Given below are the outlines for a letter to the Chairman of your local Council which you point out the need for more recreational facilities in your community:
- A statement of the existing situation.
- A comparison with similar situation elsewhere.
- A proposal for change.
- Statement of the likely benefits of such a change.
- Likely objections to the proposed change with your answers to each objection.
- Conclusion: a brief reiteration of your proposals and their likely benefits.
Such assignments are usually interesting to write but they inevitably involve the use of such potentially difficult modals as should, ought to, would and could and of conditional clauses (e.g. “If we had a youth centre, I am sure there would be less crime.”)
Here is a letter written to the Director of the Language Commission. Note what arguments are put forward to present the writer’s point of view.
15, Cantonment Street
Idipur – 900031
31st May, 2009
Language Commission of India
New Delhi 110001
We in Idipur need a State language which should be closest to our soul. I feel that without its own language, a State lacks identify. Why should we, who have our own languages in the Sate, be compelled to study a language which is alien to the majority of our people. We should be proud to say that Konkani is our State language. I am convinced that only Konkani can bring us a sense of belonging. If we are to pull together in the forward march of progress and prosperity, we need a language which we all know, love and understand. Such a language is necessary for the development of our culture. A recent survey has shown what the majority of Idipur people feel about their language. 89.7 per cent of the people interviewed during this survey wanted Konkani as the State language. It points our, without doubt, that Konkani is closer to the State soul than any other language or dialect.

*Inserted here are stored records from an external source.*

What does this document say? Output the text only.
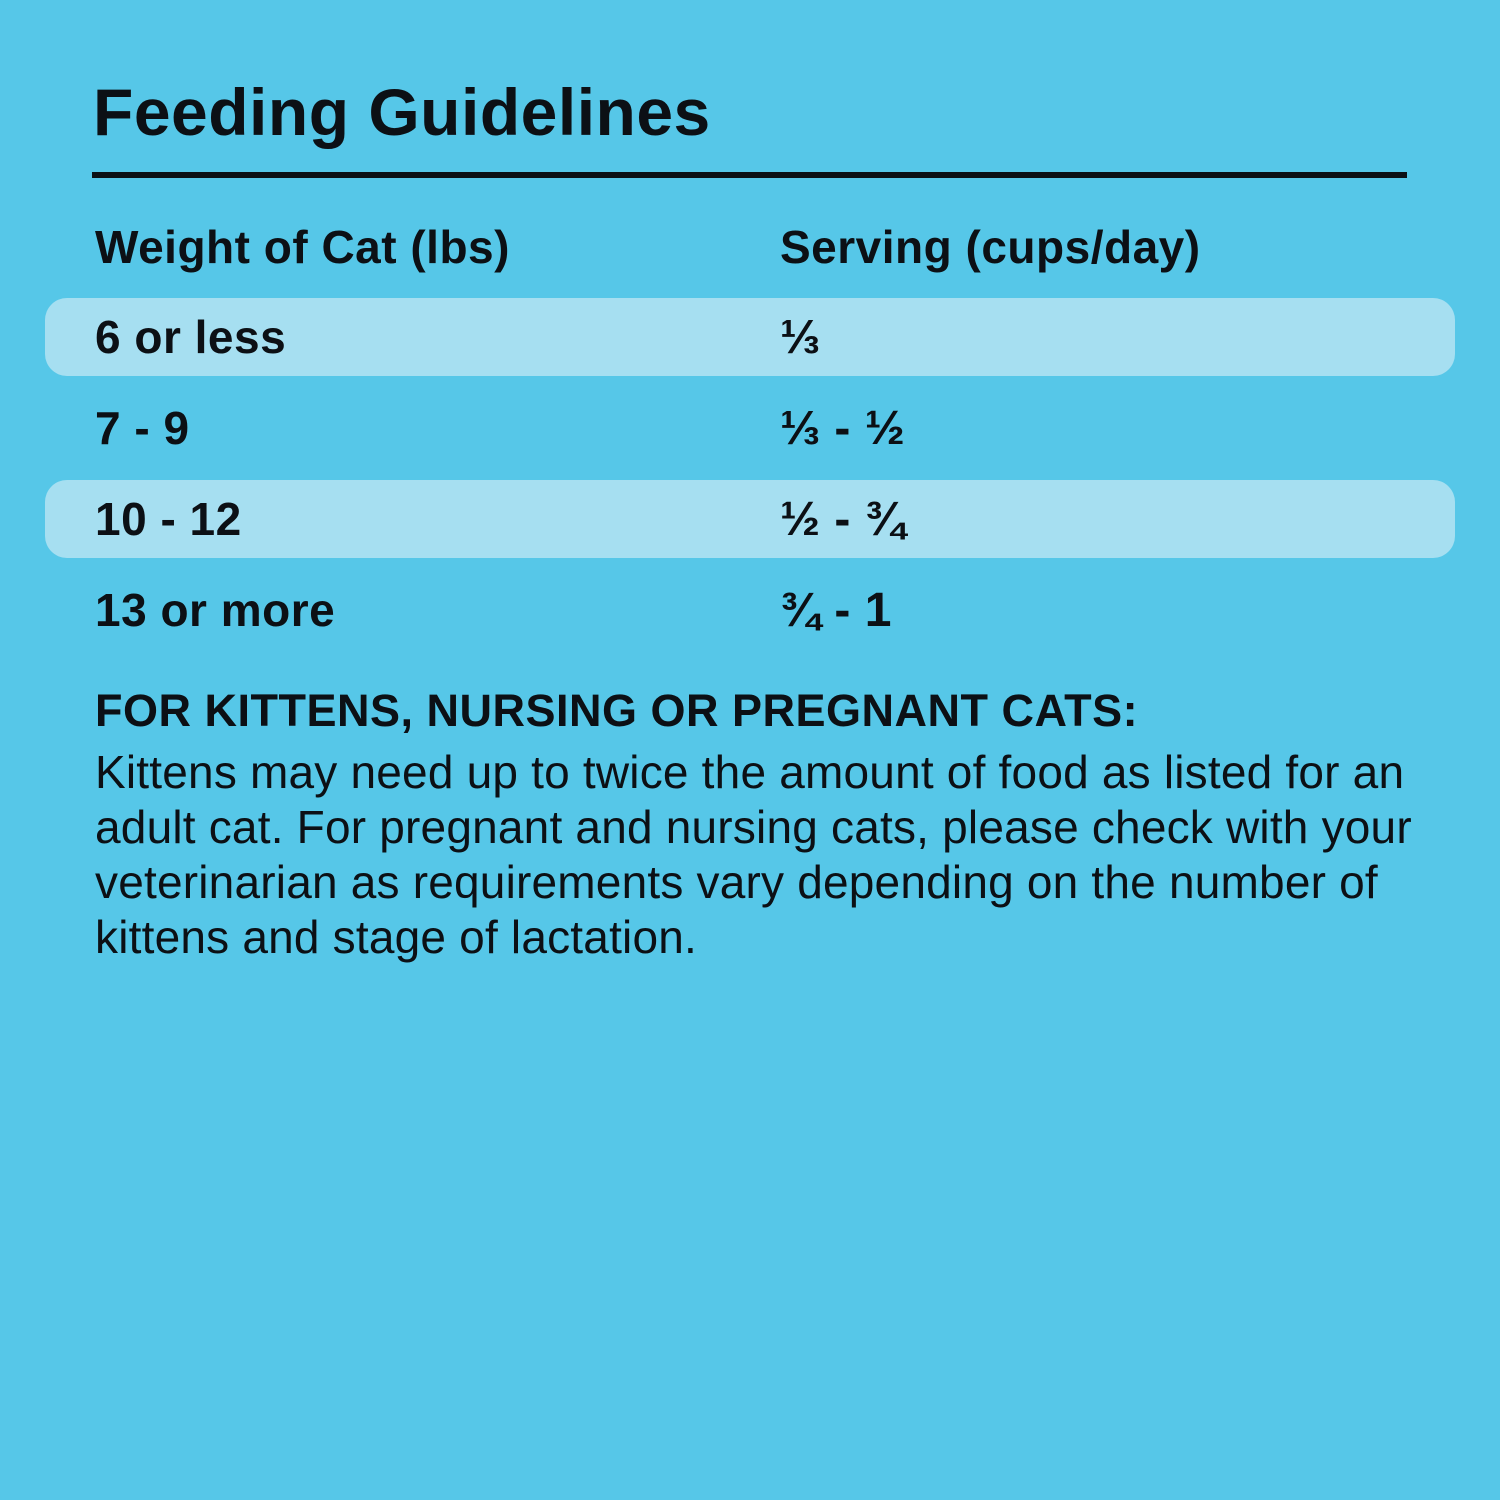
Feeding Guidelines
Weight of Cat (lbs)	Serving (cups/day)
6 or less	⅓
7 - 9	⅓ - ½
10 - 12	½ - ¾
13 or more	¾ - 1
FOR KITTENS, NURSING OR PREGNANT CATS:
Kittens may need up to twice the amount of food as listed for an adult cat. For pregnant and nursing cats, please check with your veterinarian as requirements vary depending on the number of kittens and stage of lactation.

Besides what has been stated above, Konkani is a perfectly adequate language for expressing thoughts, feelings and ideas. Our forefathers used this language and never found any difficulty in expressing themselves. However, it cannot denied that we face difficulties sometimes as far as scientific and technical subjects are concerned but these could be overcome in course of time. After all, Rome was not built in day. It is quite possible to print books dealing with science and technology in Konkani.
As we have already said, Konkani is the most spoken language in Idipur. There are also other advantages. Education through the medium of Konkani would be much easier. Communication in State also would benefit. Trade and commerce would automatically become more efficient. Above all the common man would be the beneficiary if Konkani is given its due impotence.
Therefore, for the reasons given above, I firmly uphold that Konkani should be adopted as our State language.